The bill reduces out-of-pocket travel costs and improves predictability for service members by expanding rental car reimbursement and codifying regulatory updates, at the cost of modestly higher DoD travel expenses and short-term administrative adjustments.
Service members who travel more than 150 miles for training will have rental car costs covered for the full duty period and one adjacent travel day, reducing their out-of-pocket travel expenses.
Military personnel and federal employees will have clearer and more predictable travel reimbursement because the statute clarifies entitlement and requires the Joint Travel Regulation to be updated within 180 days, speeding implementation.
Taxpayers and the Department of Defense budget may face modestly higher travel expenses because expanding rental car reimbursement increases DoD's reimbursement obligations, which could shift funds from other programs.

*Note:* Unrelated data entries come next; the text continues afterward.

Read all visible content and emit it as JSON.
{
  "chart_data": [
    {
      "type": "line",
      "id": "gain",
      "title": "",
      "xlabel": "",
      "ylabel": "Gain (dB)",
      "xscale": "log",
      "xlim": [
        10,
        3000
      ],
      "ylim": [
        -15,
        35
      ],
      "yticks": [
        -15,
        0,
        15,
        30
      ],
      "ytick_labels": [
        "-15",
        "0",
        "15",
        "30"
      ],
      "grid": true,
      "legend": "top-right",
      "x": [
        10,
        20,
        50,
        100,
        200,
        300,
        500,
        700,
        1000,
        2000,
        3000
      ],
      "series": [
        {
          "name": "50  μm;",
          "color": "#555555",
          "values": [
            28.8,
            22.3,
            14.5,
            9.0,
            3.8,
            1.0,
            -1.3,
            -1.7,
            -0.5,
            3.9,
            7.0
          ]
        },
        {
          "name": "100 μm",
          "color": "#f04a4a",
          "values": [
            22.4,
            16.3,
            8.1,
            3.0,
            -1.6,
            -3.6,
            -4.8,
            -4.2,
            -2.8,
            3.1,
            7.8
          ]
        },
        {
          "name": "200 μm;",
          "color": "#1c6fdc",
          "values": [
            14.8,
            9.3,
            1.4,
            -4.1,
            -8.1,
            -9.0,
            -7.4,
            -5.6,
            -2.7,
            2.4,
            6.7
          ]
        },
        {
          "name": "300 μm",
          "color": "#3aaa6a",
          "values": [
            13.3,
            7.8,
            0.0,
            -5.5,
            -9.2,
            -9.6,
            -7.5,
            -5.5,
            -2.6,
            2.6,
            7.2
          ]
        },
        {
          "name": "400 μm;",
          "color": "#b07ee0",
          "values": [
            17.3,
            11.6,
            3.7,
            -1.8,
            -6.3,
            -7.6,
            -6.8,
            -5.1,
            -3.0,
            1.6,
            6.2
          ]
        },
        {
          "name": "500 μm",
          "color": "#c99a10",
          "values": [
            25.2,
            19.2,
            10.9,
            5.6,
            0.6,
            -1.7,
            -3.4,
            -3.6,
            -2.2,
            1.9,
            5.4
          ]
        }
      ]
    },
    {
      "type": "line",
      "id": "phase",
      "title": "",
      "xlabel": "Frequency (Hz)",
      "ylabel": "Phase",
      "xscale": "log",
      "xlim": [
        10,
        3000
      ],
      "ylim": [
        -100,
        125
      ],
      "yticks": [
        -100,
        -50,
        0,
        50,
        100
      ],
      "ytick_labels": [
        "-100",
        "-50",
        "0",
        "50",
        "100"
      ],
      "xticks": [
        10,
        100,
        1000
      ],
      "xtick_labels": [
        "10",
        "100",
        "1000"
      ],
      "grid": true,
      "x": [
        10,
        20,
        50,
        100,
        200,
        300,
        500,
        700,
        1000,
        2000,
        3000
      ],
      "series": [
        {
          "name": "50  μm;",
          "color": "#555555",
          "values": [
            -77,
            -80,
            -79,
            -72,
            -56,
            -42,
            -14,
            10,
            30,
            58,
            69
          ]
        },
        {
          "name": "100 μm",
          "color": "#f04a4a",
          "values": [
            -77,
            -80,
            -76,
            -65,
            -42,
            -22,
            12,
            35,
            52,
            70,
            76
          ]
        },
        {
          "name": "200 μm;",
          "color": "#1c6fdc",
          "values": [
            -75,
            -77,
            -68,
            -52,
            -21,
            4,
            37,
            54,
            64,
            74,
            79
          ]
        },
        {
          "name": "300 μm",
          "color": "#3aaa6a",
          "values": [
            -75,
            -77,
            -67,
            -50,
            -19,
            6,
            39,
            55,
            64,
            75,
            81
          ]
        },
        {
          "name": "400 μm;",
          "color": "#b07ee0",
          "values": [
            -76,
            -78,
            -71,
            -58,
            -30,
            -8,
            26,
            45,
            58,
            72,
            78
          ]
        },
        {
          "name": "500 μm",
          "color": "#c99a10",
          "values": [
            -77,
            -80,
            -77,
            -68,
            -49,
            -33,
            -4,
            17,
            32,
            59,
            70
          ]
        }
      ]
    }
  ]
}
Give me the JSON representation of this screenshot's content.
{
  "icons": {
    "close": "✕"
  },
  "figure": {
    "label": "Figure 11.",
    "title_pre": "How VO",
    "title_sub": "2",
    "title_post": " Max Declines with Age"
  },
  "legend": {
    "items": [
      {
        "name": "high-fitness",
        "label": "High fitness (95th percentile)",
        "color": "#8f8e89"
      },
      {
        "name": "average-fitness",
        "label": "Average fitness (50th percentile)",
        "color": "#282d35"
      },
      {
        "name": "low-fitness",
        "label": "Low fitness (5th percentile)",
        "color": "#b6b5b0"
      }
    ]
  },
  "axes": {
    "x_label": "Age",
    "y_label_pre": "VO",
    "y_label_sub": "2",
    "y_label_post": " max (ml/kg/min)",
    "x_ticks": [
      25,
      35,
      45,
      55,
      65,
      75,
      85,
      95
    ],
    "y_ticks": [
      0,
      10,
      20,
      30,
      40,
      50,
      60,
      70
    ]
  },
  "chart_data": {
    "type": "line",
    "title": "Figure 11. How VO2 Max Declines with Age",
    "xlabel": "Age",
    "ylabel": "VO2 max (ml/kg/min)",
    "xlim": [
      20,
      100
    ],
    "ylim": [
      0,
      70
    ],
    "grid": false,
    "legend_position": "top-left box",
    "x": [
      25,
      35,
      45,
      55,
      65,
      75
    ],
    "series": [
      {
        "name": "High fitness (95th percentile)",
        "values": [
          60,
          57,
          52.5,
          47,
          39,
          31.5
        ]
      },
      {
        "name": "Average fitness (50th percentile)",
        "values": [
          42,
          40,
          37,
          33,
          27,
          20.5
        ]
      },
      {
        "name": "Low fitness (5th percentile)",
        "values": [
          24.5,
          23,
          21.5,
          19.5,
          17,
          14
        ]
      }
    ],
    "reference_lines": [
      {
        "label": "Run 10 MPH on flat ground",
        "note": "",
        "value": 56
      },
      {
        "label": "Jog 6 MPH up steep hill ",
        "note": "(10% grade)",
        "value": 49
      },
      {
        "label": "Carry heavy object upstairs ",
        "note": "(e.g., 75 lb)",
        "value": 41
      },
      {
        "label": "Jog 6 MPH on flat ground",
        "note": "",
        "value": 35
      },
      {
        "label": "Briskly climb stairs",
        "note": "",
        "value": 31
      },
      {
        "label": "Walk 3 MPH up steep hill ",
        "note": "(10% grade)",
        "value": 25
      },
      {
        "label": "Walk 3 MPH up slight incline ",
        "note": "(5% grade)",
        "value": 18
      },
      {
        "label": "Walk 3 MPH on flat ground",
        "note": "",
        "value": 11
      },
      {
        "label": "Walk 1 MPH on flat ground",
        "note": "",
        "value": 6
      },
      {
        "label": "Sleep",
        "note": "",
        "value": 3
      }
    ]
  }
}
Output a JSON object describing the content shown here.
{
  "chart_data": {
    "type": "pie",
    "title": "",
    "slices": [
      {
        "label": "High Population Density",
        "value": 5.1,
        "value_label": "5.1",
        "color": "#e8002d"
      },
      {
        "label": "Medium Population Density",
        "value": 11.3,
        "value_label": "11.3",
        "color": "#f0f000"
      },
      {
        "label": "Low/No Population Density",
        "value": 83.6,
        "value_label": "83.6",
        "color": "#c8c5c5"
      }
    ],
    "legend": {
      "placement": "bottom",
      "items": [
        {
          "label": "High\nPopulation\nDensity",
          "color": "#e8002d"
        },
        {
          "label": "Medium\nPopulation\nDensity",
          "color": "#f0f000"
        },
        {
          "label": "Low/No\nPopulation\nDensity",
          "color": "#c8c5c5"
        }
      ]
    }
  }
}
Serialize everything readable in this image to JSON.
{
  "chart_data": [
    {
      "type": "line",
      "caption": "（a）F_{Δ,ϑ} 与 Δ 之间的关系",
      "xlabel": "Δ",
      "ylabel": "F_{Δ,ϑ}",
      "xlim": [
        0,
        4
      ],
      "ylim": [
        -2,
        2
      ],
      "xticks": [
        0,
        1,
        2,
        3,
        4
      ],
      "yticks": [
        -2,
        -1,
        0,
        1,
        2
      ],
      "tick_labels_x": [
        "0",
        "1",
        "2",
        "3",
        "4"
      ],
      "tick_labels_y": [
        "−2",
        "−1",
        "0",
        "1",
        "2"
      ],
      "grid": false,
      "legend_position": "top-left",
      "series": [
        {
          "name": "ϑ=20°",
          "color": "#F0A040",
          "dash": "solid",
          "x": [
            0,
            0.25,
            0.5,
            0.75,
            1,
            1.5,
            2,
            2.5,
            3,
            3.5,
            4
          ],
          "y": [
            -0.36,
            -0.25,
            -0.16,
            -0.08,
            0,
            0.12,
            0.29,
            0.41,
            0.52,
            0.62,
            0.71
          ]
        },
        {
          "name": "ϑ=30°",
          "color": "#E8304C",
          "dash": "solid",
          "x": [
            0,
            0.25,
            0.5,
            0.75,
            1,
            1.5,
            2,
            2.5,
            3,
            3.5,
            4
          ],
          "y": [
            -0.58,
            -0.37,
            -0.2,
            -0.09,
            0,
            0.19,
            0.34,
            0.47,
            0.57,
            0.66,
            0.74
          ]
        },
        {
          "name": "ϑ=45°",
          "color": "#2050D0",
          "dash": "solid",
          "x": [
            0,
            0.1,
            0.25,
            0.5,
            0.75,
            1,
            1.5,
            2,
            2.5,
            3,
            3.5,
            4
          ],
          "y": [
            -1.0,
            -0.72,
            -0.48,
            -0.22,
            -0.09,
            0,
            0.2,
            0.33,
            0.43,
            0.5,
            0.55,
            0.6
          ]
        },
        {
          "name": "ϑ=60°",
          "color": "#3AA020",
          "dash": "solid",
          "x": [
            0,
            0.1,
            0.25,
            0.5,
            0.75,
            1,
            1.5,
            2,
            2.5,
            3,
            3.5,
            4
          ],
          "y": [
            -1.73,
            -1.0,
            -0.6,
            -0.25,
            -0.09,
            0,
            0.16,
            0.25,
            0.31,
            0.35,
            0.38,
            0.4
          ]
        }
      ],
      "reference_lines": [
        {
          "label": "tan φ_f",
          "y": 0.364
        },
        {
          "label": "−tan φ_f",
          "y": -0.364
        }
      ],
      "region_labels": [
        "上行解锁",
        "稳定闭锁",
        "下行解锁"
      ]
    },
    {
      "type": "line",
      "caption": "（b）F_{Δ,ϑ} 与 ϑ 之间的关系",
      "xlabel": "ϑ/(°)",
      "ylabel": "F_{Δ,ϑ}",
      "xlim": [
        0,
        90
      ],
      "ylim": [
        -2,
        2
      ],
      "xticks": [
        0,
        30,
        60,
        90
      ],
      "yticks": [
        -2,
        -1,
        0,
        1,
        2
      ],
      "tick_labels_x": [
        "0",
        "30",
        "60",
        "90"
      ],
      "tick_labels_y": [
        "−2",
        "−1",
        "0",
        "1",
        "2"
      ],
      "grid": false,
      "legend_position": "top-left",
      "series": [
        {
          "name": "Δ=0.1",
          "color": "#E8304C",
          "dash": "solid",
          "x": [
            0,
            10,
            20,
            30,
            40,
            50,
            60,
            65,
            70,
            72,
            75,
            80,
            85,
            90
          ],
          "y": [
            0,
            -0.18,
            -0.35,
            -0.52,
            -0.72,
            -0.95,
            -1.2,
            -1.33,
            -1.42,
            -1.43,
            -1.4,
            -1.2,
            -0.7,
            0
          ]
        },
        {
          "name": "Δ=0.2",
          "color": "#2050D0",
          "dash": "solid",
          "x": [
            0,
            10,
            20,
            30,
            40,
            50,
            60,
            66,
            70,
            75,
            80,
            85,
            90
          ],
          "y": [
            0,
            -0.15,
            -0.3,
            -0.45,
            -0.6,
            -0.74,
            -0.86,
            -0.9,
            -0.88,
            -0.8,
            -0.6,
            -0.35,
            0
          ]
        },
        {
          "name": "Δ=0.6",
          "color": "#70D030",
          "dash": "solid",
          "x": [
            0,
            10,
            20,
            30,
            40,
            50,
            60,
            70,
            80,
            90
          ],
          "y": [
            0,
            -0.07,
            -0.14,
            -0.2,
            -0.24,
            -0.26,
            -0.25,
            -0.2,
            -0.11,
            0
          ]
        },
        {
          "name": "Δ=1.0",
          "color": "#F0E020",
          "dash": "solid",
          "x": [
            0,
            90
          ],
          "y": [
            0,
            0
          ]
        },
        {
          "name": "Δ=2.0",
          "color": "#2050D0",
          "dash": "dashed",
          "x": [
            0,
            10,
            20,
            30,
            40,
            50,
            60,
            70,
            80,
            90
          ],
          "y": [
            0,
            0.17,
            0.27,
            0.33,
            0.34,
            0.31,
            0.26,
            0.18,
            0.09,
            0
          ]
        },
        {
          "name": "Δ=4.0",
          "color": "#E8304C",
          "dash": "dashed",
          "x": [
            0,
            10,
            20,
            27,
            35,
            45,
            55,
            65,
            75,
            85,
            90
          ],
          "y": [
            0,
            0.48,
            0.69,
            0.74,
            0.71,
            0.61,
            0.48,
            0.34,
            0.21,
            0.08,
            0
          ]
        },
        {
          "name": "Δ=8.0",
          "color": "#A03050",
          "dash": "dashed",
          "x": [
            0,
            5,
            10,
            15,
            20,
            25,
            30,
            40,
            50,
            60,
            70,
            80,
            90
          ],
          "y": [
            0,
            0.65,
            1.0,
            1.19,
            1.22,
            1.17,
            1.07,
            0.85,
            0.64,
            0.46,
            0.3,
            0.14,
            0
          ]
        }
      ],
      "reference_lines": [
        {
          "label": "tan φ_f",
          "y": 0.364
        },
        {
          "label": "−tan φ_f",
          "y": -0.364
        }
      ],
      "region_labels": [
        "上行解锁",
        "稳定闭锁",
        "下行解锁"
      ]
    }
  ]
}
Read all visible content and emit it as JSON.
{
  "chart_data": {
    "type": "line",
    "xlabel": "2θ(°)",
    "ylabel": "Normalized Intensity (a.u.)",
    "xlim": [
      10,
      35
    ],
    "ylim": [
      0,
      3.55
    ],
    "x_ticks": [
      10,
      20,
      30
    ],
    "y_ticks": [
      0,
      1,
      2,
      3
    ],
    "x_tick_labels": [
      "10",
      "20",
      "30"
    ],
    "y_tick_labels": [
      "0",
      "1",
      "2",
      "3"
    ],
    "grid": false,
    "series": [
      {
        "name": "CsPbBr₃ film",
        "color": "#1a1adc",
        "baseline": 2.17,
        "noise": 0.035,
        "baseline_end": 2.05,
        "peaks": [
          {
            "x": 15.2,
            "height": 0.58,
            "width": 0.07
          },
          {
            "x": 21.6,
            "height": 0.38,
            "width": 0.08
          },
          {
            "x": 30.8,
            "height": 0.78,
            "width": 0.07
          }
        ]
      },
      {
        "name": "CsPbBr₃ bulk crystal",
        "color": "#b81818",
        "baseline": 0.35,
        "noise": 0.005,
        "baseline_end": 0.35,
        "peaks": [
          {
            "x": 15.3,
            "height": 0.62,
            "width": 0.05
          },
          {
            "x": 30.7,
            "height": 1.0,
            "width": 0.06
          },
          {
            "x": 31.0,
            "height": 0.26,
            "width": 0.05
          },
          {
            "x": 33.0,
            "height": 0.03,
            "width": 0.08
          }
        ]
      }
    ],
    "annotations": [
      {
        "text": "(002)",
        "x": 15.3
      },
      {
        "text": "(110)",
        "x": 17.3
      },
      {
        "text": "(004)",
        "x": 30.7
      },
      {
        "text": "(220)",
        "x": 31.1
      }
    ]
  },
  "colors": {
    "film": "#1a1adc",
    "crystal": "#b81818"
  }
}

Military personnel and federal employees may face short-term administrative burden and processing delays while DoD updates the Joint Travel Regulations and pay systems to comply with the 180-day requirement.
Based on analysis of 2 sections of legislative text.
Requires travel allowances to reimburse vehicle rental costs for the full training/duty period and the adjacent travel day when a service member travels over 150 miles and rental costs are reimbursable.
Introduced February 17, 2026 by Tony Gonzales · Last progress February 17, 2026
Requires travel allowances to cover motor vehicle rental costs for the full period of a training or duty assignment and for the travel day immediately before or after that period when a uniformed service member travels more than 150 miles and rental costs are a reimbursable expense. The Secretary of Defense must update the Joint Travel Regulations to implement this change within 180 days of enactment.